Hunter echoes that belief.
“Delgado Forward exemplifies not only being tough on crime but being smart on crime,” he says. “If you make a person better, you make a family better. If you make a family better, you make a neighborhood better. When you make a neighborhood better, you make the city better.”
Individuals referred by the court to Delgado can choose from one of three program paths—Adult Basic Education for those needing to complete high school equivalency requirements, workforce development or the degree/certification path leading to a certificate or associate’s degree.
After completing GED requirements, Delgado Forward students can pursue training in one of three career areas—healthcare, culinary/hospitality or IT. Those who opt for the workforce development receive job-ready training in skilled crafts including HVAC, welding, carpentry or electrical training. Participants in the degree option can take credit courses in order to earn any of the certificates or degrees Delgado Community College offers to all of its students.
Cosey explains that participants can study across paths. For instance, a participant that needs to earn a GED can complete that pathway and then enroll in credit courses to earn a degree.
“All options are available,” she says.
Support services are also provided to participants to aid in their success, including individualized assessment and screening, benefits screening and career exploration. In fact, Delgado’s Gilda Ebanks is the first person Judge Hunter’s referrals encounter when they visit the campus.
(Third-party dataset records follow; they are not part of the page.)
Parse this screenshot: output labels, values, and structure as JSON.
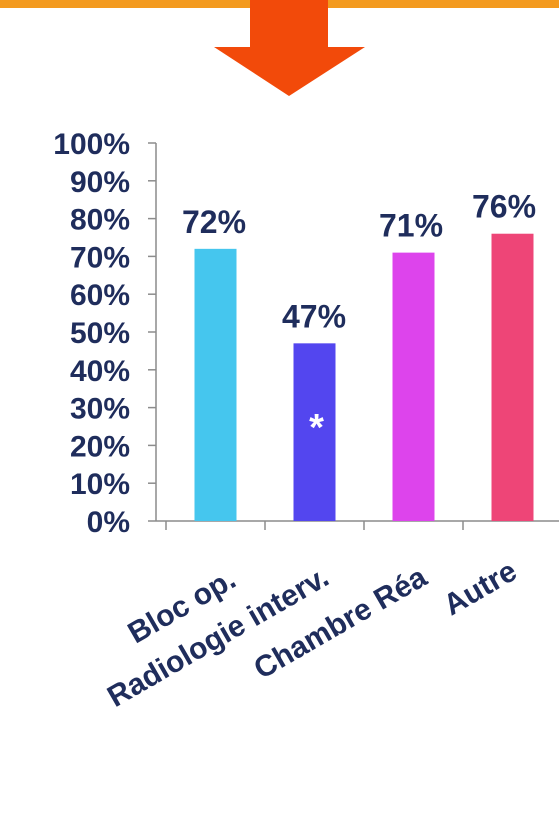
{
  "colors": {
    "top_band": "#f39a1f",
    "arrow": "#f24a0a",
    "text": "#1f2d5c",
    "axis": "#8c8c8c",
    "star": "#ffffff"
  },
  "chart_data": {
    "type": "bar",
    "categories": [
      "Bloc op.",
      "Radiologie interv.",
      "Chambre Réa",
      "Autre"
    ],
    "values": [
      72,
      47,
      71,
      76
    ],
    "data_labels": [
      "72%",
      "47%",
      "71%",
      "76%"
    ],
    "bar_colors": [
      "#45c6ee",
      "#5346ef",
      "#dd44ec",
      "#ee4577"
    ],
    "ylim": [
      0,
      100
    ],
    "yticks": [
      0,
      10,
      20,
      30,
      40,
      50,
      60,
      70,
      80,
      90,
      100
    ],
    "ytick_labels": [
      "0%",
      "10%",
      "20%",
      "30%",
      "40%",
      "50%",
      "60%",
      "70%",
      "80%",
      "90%",
      "100%"
    ],
    "annotation": {
      "category_index": 1,
      "text": "*"
    },
    "grid": false,
    "legend": "none",
    "title": "",
    "xlabel": "",
    "ylabel": ""
  }
}
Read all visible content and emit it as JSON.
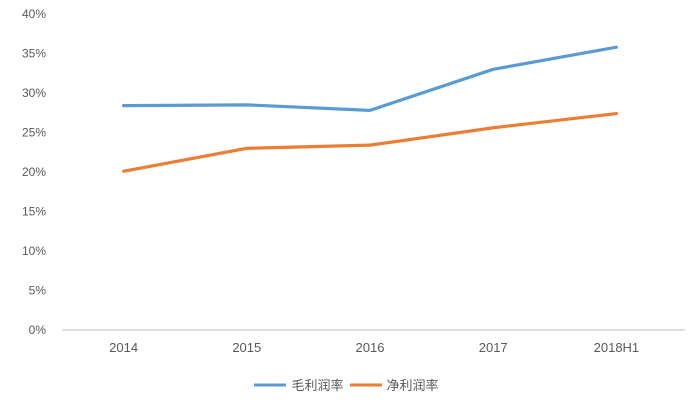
{
  "chart_data": {
    "type": "line",
    "categories": [
      "2014",
      "2015",
      "2016",
      "2017",
      "2018H1"
    ],
    "series": [
      {
        "name": "毛利润率",
        "color": "#5B9BD5",
        "values": [
          28.4,
          28.5,
          27.8,
          33.0,
          35.8
        ]
      },
      {
        "name": "净利润率",
        "color": "#ED7D31",
        "values": [
          20.1,
          23.0,
          23.4,
          25.6,
          27.4
        ]
      }
    ],
    "title": "",
    "xlabel": "",
    "ylabel": "",
    "ylim": [
      0,
      40
    ],
    "ytick_step": 5,
    "ytick_suffix": "%",
    "grid": false,
    "legend_position": "bottom"
  },
  "style": {
    "axis_text_color": "#595959",
    "axis_line_color": "#BFBFBF",
    "background": "#FFFFFF",
    "line_width": 3.2
  }
}
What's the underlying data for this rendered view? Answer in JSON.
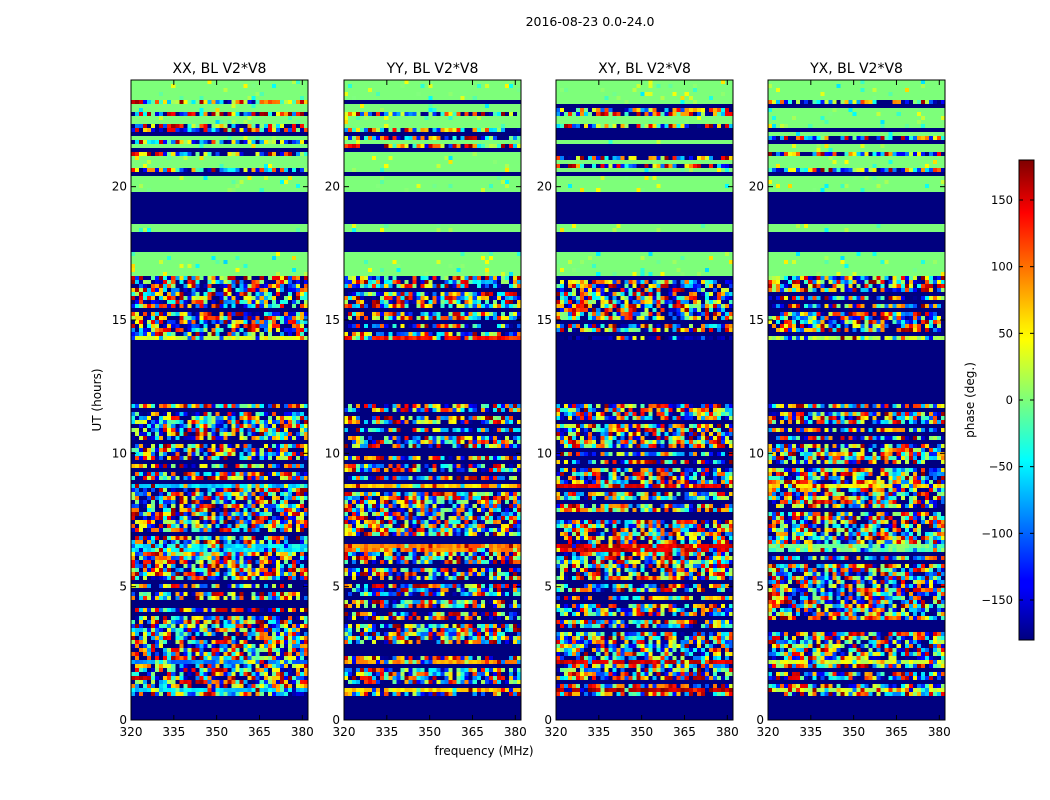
{
  "chart_data": {
    "type": "heatmap",
    "suptitle": "2016-08-23 0.0-24.0",
    "xlabel": "frequency (MHz)",
    "ylabel": "UT (hours)",
    "xlim": [
      320,
      382
    ],
    "ylim": [
      0,
      24
    ],
    "xticks": [
      320,
      335,
      350,
      365,
      380
    ],
    "yticks": [
      0,
      5,
      10,
      15,
      20
    ],
    "panels": [
      {
        "title": "XX, BL V2*V8",
        "pol": "XX"
      },
      {
        "title": "YY, BL V2*V8",
        "pol": "YY"
      },
      {
        "title": "XY, BL V2*V8",
        "pol": "XY"
      },
      {
        "title": "YX, BL V2*V8",
        "pol": "YX"
      }
    ],
    "colorbar": {
      "label": "phase (deg.)",
      "vmin": -180,
      "vmax": 180,
      "ticks": [
        150,
        100,
        50,
        0,
        -50,
        -100,
        -150
      ],
      "colormap": "jet"
    },
    "masked_bands_hours": [
      [
        0.0,
        0.9
      ],
      [
        11.9,
        14.3
      ],
      [
        17.5,
        18.3
      ],
      [
        18.6,
        19.8
      ],
      [
        20.4,
        20.6
      ]
    ],
    "flat_zero_bands_hours": [
      [
        23.3,
        24.0
      ],
      [
        18.3,
        18.6
      ],
      [
        16.6,
        17.5
      ],
      [
        19.8,
        20.4
      ]
    ],
    "strong_lines_hours": [
      {
        "t": 14.35,
        "XX": 30,
        "YY": 130,
        "XY": -170,
        "YX": 20
      },
      {
        "t": 8.75,
        "XX": -60,
        "YY": 60,
        "XY": 150,
        "YX": 50
      },
      {
        "t": 6.45,
        "XX": -50,
        "YY": 90,
        "XY": 150,
        "YX": -10
      },
      {
        "t": 2.2,
        "XX": -90,
        "YY": 80,
        "XY": 150,
        "YX": 30
      },
      {
        "t": 1.1,
        "XX": -60,
        "YY": 60,
        "XY": 160,
        "YX": 30
      }
    ]
  }
}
A social worker by training, Ebanks conducts the screening process that involves an inclusive assessment to determine if participants need assistance in getting other services—such as help with housing, medical needs, or nutrition assistance.
“So many individuals don’t think education is an option because they have all of these other challenges,” Cosey says. “It’s the same thing with adult women with young children who don’t think they can further their education because they don’t realize they may be eligible for childcare assistance.”
Helping Delgado Forward participants address other challenges in their lives increases their chances of success in the program, she adds.